Eat your smaller portion and when you’re finished pause for a minute. Think about how full you feel. This will feel weird at first, especially if you’ve never done this before, but don’t worry. Maybe you can’t say how full you feel, but you will learn it.

If you’re still hungry eat some more.

3. Chew your food enough.

As you just read, chewing is really important, especially for your digestion. While the numbers vary a bit, anything between 30 and 40 chews should be fine. This will also feel weird at first, but you get used to it and you will actually enjoy it.

4. Share dinner with friends.

Whenever you’re with the people you like you will naturally slow down and talk to them. You are also likely to reduce your eating speed when you are in good company. Although I don’t like the aspect of not focusing on the food, if you’re eating too fast, in general, this might be a good thing for you.

5. The 20-minute rule.

Make it a rule to take 20 minutes for every meal. This will give you the opportunity to slow down and de-stress.

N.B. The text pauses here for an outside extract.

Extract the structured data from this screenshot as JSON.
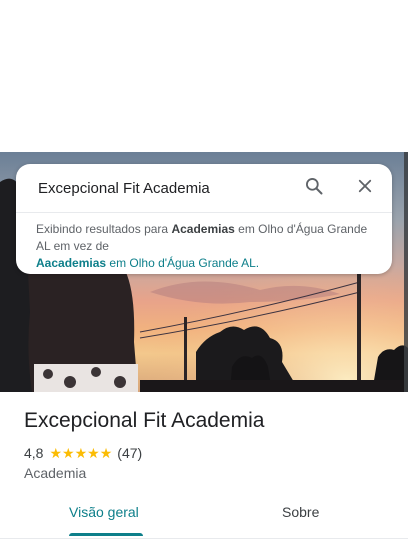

It will also give your brain the opportunity to send the fullness signal in time.

Twenty minutes is not that much time and you will start to enjoy these little time-outs from your day.

6. Put down your fork while chewing.

I don’t like to do this to be honestly, but I read that it works for several people. By putting down your fork while chewing you avoid putting additional food into your mouth while your still busy chewing the previous food.

This could help you with chewing enough and slowing down in general.

Eating too fast is really bad for our health and our life in general. It might take some time to adjust to slower eating, but trust me it’s worth it.

I personally love to eat and to do so slowly, but sometimes I catch myself on eating too fast. When I realise it, I lay down my fork, think about my food and what I enjoy most about it and continue eating slower. Much slower.